Weight = mass * gravitational acceleration
Weight = 20 kg * [(0.97411)^2 * 9.8 m/s^2]

Calculating this gives us:

Weight ≈ 20 kg * (0.9484) * (9.8 m/s^2)

Weight ≈ 185.92 N

Therefore, the object weighs approximately 185.92 N at a height of 160 km above the Earth's surface.

To find the answers to these questions, we need to understand the concept of gravitational force and how it depends on mass and distance.

1. a) To calculate the mass of the object at a height of 160 km above the Earth's surface, we need to know that the mass of an object remains constant regardless of its position.
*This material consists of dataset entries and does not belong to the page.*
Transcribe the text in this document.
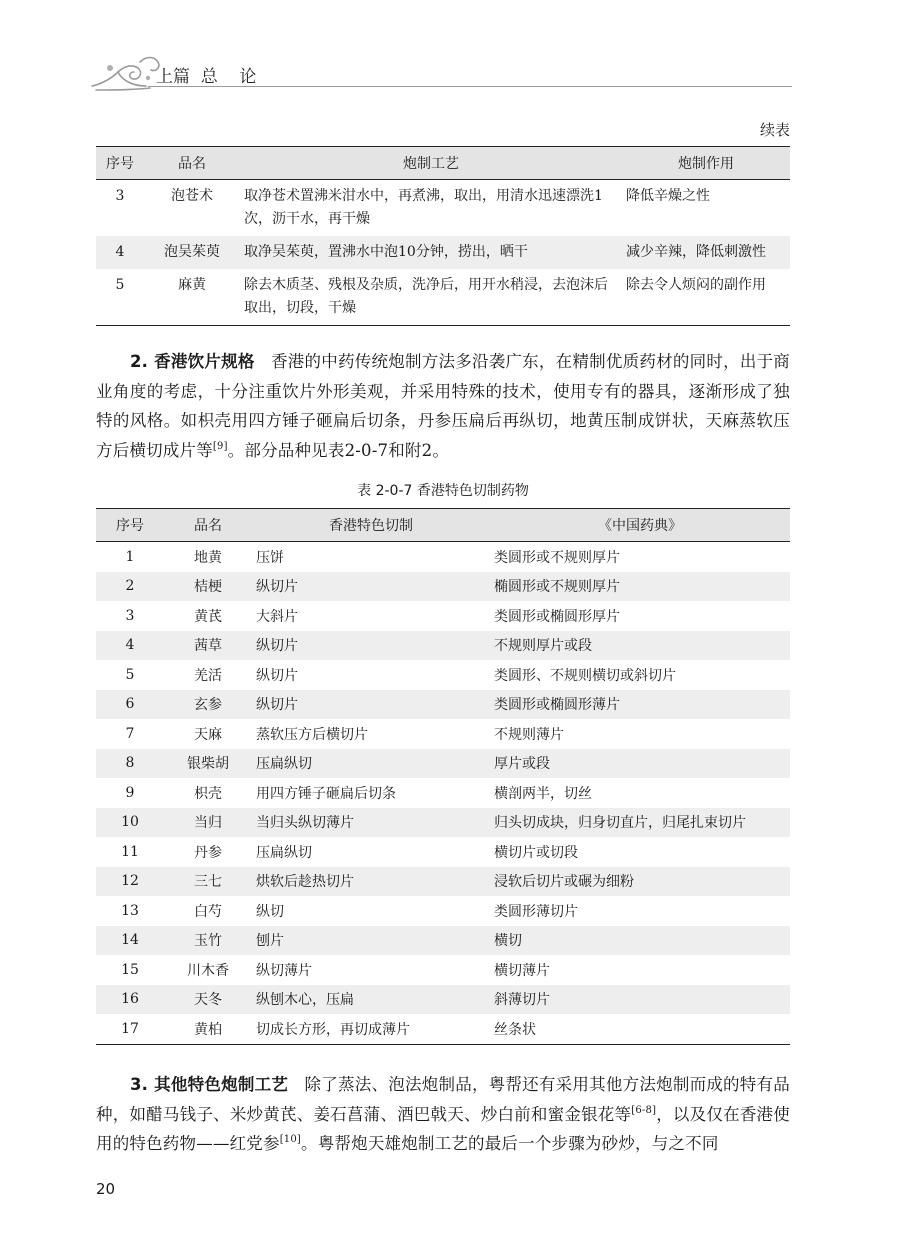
上篇  总    论
续表
序号	品名	炮制工艺	炮制作用
3	泡苍术	取净苍术置沸米泔水中，再煮沸，取出，用清水迅速漂洗1次，沥干水，再干燥	降低辛燥之性
4	泡吴茱萸	取净吴茱萸，置沸水中泡10分钟，捞出，晒干	减少辛辣，降低刺激性
5	麻黄	除去木质茎、残根及杂质，洗净后，用开水稍浸，去泡沫后取出，切段，干燥	除去令人烦闷的副作用

2. 香港饮片规格 香港的中药传统炮制方法多沿袭广东，在精制优质药材的同时，出于商业角度的考虑，十分注重饮片外形美观，并采用特殊的技术，使用专有的器具，逐渐形成了独特的风格。如枳壳用四方锤子砸扁后切条，丹参压扁后再纵切，地黄压制成饼状，天麻蒸软压方后横切成片等[9]。部分品种见表2-0-7和附2。

表 2-0-7 香港特色切制药物
序号	品名	香港特色切制	《中国药典》
1	地黄	压饼	类圆形或不规则厚片
2	桔梗	纵切片	椭圆形或不规则厚片
3	黄芪	大斜片	类圆形或椭圆形厚片
4	茜草	纵切片	不规则厚片或段
5	羌活	纵切片	类圆形、不规则横切或斜切片
6	玄参	纵切片	类圆形或椭圆形薄片
7	天麻	蒸软压方后横切片	不规则薄片
8	银柴胡	压扁纵切	厚片或段
9	枳壳	用四方锤子砸扁后切条	横剖两半，切丝
10	当归	当归头纵切薄片	归头切成块，归身切直片，归尾扎束切片
11	丹参	压扁纵切	横切片或切段
12	三七	烘软后趁热切片	浸软后切片或碾为细粉
13	白芍	纵切	类圆形薄切片
14	玉竹	刨片	横切
15	川木香	纵切薄片	横切薄片
16	天冬	纵刨木心，压扁	斜薄切片
17	黄柏	切成长方形，再切成薄片	丝条状

3. 其他特色炮制工艺 除了蒸法、泡法炮制品，粤帮还有采用其他方法炮制而成的特有品种，如醋马钱子、米炒黄芪、姜石菖蒲、酒巴戟天、炒白前和蜜金银花等[6-8]，以及仅在香港使用的特色药物——红党参[10]。粤帮炮天雄炮制工艺的最后一个步骤为砂炒，与之不同

20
So, the mass of the object is still 20 kg at this height.

1. b) To calculate the weight of an object, we need to consider the gravitational force acting on it. The weight of an object is given by the equation:

Weight = mass * acceleration due to gravity

The acceleration due to gravity varies with the distance from the center of the Earth. At the Earth's surface, the acceleration due to gravity is approximately 9.8 m/s^2. However, as we move further away from the Earth's surface, the gravitational force weakens.

To calculate the weight at a height of 160 km above the Earth's surface, we need to determine the new value of the acceleration due to gravity at that height.

The equation for the acceleration due to gravity as a function of distance from the Earth's center is:

acceleration due to gravity = (gravitational constant * mass of Earth) / (radius of Earth + height)^2

Plugging in the values, we get:

acceleration due to gravity = (6.674 x 10^-11 m^3/kg/s^2 * 5.972 x 10^24 kg) / (6371000 + 160000)^2

Solving this equation will give us the new value of the acceleration due to gravity at a height of 160 km above the Earth's surface.

Once we have the new value of the acceleration due to gravity, we can use it to calculate the weight of the object:

Weight = mass * acceleration due to gravity

Substituting the mass of the object (20 kg) and the new value of the acceleration due to gravity into the equation will give us the weight of the object at a height of 160 km above the Earth's surface.